Something to do with a drunk captain…
Something to do with a drunk captain…or at least an extended stop while he visits his mistress(es) – of this I have absolutely no evidence other than everyone talking about it on the ferry like its yesterday’s news. Whatever the reason (I’m blaming mistress number three) the boat is, as usual, delayed.
Following a very short time back in Nkata Bay, we’re on the evening Ilala ferry across Lake Malawi to the island of Chizamulu. Deep into the night we sail across the lake aboard the typically-unreliable and rather arthritic old swan. I familiarise myself with the hard, wooden top deck and make the regularly-repaired wooden floor of first class my bed for a few hours. Throwing over a thin blanket and using my backpack as a pillow, it’s a common sight amongst the night travellers if they aren’t drowning themselves at the bar just a few meters away. For some reason I have hit a wall. Maybe it’s the relaxing motion of the swaying boat, maybe it’s the very hectic environment of Nkata Bay, maybe I just can’t handle another night of drinking after the recent birthday, but my body shuts down and I can’t face any more alcohol or an atmosphere of smoke-infused-engine-fumes. On possibly the hardest surface I have slept on for a few months, I steal a couple of hours sleep with my ear plugs in.
I wake up barely refreshed, but better for not intoxicating myself. My eyes open to a night sky rich with jewels and gems. Like staring into a shop window of a diamond dealer, tonight the African sky over the lake is unpolluted, unclouded, and infinite in its depth. If it wasn’t for the bloated and phlegmy noises coming from the ships engine, drowning out the drunk chattering from the top-deck bar, it would possibly be one of the most overwhelming visions of space I have ever lay eyes on. I remember the awe-inspiringly clear and deafeningly-silent, tear-jerking nightscapes while in north east Australia, Montana and Utah in the USA, and unforgettably from the desert, 20 Kilometres from the Saudi Arabian border deep in the desert of the U.A.E. Nothing captures the desolation of the dark desert more than the endless night above it. Right now however, I have the blemish of sound droning over the unearthly spectacle…but I’m by no means disappointed.

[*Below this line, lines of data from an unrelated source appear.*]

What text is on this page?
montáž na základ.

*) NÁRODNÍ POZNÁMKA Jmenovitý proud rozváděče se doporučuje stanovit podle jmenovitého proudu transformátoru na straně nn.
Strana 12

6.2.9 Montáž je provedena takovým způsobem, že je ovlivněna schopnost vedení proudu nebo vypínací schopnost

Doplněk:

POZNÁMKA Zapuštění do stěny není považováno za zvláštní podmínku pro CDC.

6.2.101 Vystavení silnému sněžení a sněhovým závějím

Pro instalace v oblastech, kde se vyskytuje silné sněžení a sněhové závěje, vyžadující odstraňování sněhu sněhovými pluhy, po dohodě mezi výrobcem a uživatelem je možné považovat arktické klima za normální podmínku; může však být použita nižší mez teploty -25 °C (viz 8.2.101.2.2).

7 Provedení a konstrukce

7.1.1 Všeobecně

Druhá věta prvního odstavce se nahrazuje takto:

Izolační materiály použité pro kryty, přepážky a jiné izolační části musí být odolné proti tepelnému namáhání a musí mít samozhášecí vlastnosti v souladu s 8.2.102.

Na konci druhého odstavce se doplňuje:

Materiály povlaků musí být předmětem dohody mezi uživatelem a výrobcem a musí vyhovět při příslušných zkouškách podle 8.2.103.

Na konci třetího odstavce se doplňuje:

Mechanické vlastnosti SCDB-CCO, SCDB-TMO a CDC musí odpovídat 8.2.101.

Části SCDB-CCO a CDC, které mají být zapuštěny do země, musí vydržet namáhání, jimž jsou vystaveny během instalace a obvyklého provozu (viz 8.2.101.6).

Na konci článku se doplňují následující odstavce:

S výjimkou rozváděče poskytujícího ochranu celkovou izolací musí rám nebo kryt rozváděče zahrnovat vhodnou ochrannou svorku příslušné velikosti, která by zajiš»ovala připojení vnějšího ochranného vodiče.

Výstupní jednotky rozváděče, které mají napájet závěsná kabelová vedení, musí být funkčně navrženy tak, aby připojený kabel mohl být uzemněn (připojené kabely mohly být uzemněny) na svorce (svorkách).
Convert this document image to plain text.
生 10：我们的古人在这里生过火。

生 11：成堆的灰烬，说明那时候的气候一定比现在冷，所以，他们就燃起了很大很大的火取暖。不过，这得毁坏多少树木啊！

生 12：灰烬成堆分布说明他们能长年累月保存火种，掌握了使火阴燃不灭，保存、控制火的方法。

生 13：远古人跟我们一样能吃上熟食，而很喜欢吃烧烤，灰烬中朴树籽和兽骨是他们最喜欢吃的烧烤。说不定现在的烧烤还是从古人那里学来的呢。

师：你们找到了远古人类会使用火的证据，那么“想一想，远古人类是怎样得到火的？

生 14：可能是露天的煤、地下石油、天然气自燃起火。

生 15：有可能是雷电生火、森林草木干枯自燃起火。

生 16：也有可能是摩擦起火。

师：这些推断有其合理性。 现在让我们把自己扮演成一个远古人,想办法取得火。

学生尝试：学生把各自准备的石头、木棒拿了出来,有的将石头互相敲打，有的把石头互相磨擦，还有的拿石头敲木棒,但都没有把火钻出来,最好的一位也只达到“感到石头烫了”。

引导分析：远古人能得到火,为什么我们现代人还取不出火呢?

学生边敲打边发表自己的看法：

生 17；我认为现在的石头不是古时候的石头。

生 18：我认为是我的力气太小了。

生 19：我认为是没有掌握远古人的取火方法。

It isn’t first class as you might know it. The deck is merely a segregation area away from cattle-class on the lower levels. There is good reason why is it called cattle class, and it’s nothing to do with the people travelling in it. Mingling on the top with tourists and locals alike (albeit slightly more wealthy locals) isn’t at all an uncomfortable ride. There is space for a few people to hang hammocks and some people even pitch a tent. Although I’m not sure why. Maybe they just don’t like people seeing them sleeping. Its warm but cooling upon the deck and there is even the need for a thin blanket.
Sitting up and stretching off a few aches and a stiff neck from the first class floor, I see Chizamulu for the first time. As usual there is a gathering of small boats and dugout canoes around the ferry with many people throwing things to the well-balanced kayakers who will navigate back to shore in the dark. Nick, one of Bjorn’s closest of drinking buddies in Malawi, owns a lodge on the island. They’ve been propping up the Ilala bar for the journey into the night. We’ll be semi-soberly alighting with him and hopefully finding a comfy bed till morning. His logistics man arrives in a boat fit for half a dozen and somehow we throw all our belongings down to him. He hasn’t brought a big enough boat, so we have to rope in a few extras to get the job done. Nothing is easy either after a tankful of beer, or after just waking up in the dark on a boat somewhere thats unfamiliar with no idea of what’s going on. By torchlight, I grab all my stuff and somehow we all get off the boat. It’s become typical.
Through the darkness we paddle. Well, Nick’s deckhands do. It’s a short trip and flickering lights on the shore quickly light up the nearby village. Nick’s place is hidden by some enormous rocks, silhouetted against the sparkling charcoal sky. It’s hard to get a grasp of things with no light, but we amble up the rocky beach andbafter dodging a few washing lines and low hanging palms, we dump our stuff at the door of a very solid house structure. I’m suffering a bit with a hazy head and admittedly, even though we’re wary of me possibly having malaria, I’m pretty certain I should feel worse than I do. Nick hands me a bottle of water while he quietly puts on the lights and some music in his rock-top bar which is right on the edge of the lake. I head off to bed with only a mild temperature. Hopefully tomorrow, I’ll be well enough to explore…I hear there are some crocs nearby!